Но не успел Вадим сделать и десяти шагов, как откуда-то из-за деревьев к нему подошли трое. Их лиц не было видно в темноте. У двоих на глаза были нахлобучены кепки, а третий так и вовсе в маске, как грабитель банка. Они окружили Вадима.
-- Слышь, братан, дело есть, -- хрипло обратился к нему один.
-- Да, я слушаю, -- лениво и надменно ответил Вадик.
-- Закурить не найдется? -- резко спросил другой.
-- Да вы что, я не курю, -- фыркнул Вадик, -- А если и курю, то такие, что вам не под стать.
-- Врет, собака, -- обратился один незнакомец к другому. А ведь раньше всё шмалил, что предлагали. А теперь мы ему не подстать.
-- А как же, на халяву и уксус сладкий, -- откликнулся другой.
-- Ну, смотри, босяк, мы ж по хорошему поговорить хотели, -- обратился к Вадику первый незнакомец, -- А теперь, извиняй.
Тот, который был в маске, стоял сзади Вадима и тот его практически не видел. Он ловко стукнул Вадима под коленки и тот свалился как подкошенный, прямо на четвереньки. Все трое были намного выше и здоровее Вадима, сопротивляться и отбиваться против них, было просто бессмысленно.
-- Да вы что?! -- возмутился Вадик, пытаясь подняться, -- Я ведь поэт, я – гордость города. Я – знаменитость, а вы кто?! Да вы знаете, что вам за это будет!
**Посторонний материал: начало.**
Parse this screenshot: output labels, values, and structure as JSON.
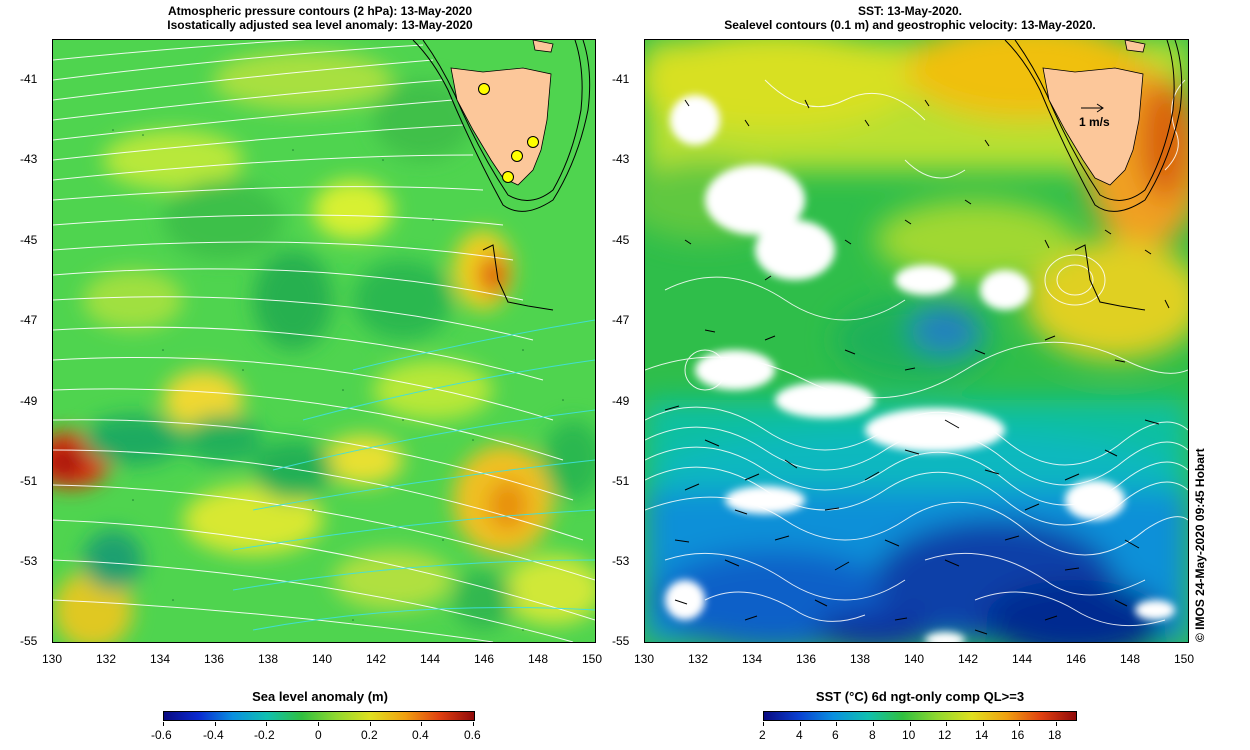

-- Знаем мы таких поэтов, -- перебил его один в кепке, -- И ничего нам не будет. Попробуй, только пикни.
Он со всего размаху въехал Вадиму каблуком по физиономии, потом ещё и ещё. Тот упал лицом вниз, пытаясь со стонами зарыться в листву.
К первому присоединились все остальные и стали пинать несчастного поэта со всех сторон ногами. Тот не в силах был даже стонать.
-- Ну, всё, хватит на первый раз, -- скомандовал тот, что был в маске.
Другой, тут же схватил Вадима за шиворот, и одним движением поднял с земли. Резко толкнул на стоявшую рядом скамейку. Тут Вадим немного пришел в себя, хватаясь то за один бок, то за другой. Трое обступили его.
-- Чего вам надо? -- глухо простонал Вадим.
-- Твоего – ничего. А от тебя требуется следующее. Пойдёшь завтра в отделение и заберёшь заявление.
-- Какое заявление? -- попытался изобразить недоумение Вадик.